An object's two dimensional velocity is given by #v(t) = ( t^3, t-t^2sin(pi/8)t)#. What is the object's rate and direction of acceleration at #t=12 #?

1 Answer
Jul 31, 2017

#a = 462# #"LT"^-2#

#theta = -20.8^"o"#

Explanation:

We're asked to find the magnitude and direction of the acceleration of an object at a certain time, given the velocity equations as functions of time.
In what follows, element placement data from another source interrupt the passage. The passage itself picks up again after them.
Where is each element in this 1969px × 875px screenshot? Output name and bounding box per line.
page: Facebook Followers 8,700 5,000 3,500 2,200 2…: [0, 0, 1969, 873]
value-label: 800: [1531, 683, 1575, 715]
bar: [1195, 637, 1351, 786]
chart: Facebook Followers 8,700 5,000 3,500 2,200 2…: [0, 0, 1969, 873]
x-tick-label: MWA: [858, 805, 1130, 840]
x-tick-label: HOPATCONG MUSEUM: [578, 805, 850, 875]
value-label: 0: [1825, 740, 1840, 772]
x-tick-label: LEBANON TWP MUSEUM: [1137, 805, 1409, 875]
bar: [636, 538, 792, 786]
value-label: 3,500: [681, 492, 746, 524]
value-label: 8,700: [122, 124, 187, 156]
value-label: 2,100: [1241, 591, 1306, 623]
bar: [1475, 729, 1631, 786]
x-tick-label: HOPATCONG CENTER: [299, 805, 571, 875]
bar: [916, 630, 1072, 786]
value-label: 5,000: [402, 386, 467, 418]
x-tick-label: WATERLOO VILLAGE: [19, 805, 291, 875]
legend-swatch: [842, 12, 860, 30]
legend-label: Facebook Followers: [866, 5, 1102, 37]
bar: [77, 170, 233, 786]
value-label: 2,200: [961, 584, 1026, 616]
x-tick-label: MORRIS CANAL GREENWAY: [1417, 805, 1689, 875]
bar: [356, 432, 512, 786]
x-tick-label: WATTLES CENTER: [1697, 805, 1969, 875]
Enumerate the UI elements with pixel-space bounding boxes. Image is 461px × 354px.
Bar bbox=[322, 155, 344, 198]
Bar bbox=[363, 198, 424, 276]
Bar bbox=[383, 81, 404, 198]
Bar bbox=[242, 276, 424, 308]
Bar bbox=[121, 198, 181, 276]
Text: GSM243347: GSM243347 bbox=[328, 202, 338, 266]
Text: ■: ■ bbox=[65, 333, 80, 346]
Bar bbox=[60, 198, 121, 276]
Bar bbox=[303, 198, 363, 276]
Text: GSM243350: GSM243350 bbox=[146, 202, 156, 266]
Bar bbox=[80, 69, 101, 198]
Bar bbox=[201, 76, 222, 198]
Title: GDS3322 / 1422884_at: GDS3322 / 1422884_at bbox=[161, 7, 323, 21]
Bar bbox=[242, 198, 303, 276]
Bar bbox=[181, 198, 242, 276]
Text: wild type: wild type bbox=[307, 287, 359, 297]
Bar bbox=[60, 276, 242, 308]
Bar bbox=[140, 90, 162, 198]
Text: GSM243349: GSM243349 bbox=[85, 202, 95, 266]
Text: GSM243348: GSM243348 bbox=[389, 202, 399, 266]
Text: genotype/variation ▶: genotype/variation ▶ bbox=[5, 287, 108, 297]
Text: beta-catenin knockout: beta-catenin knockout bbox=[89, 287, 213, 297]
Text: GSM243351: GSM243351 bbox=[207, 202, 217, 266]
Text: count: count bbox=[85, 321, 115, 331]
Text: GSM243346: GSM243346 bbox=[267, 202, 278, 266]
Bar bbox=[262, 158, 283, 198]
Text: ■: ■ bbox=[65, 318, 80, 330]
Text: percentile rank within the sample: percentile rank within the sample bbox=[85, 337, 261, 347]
To do this, we need to find the acceleration of the object as a suction of #t#, by differentiating the velocity component equations.

We're given:

#v_x(t) = t^3#

#v_y(t) = t-t^2sin(pi/8)t#

So

#a_x(t) = d/(dt) [t^3] = ul(3t^2#

#a_y(t) = d/(dt) [t-t^2sin(pi/8)t] = ul(1-3t^2sin(pi/8)#

Now, we plug in #t = 12#:

#a_x = 3(12)^2 = ul(432#

#a_y = 1-3(12)^2sin(pi/8) = ul(-164#

The magnitude of the acceleration is thus

#a = sqrt((a_x)^2 + (a_y)^2) = sqrt((432)^2 + (-164)^2)#

#= color(red)(ul(462color(white)(l)"LT"^-2#

(the #"LT"^-2# term is the dimensional form of the units for acceleration; I used it here since no units were given)

The direction is

#theta = arctan((a_y)/(a_x)) = arctan((-164)/(432)) = color(blue)(ul(-20.8^"o"#

Always be sure to check your arctangent calculation, as it could be #180^"o"# off!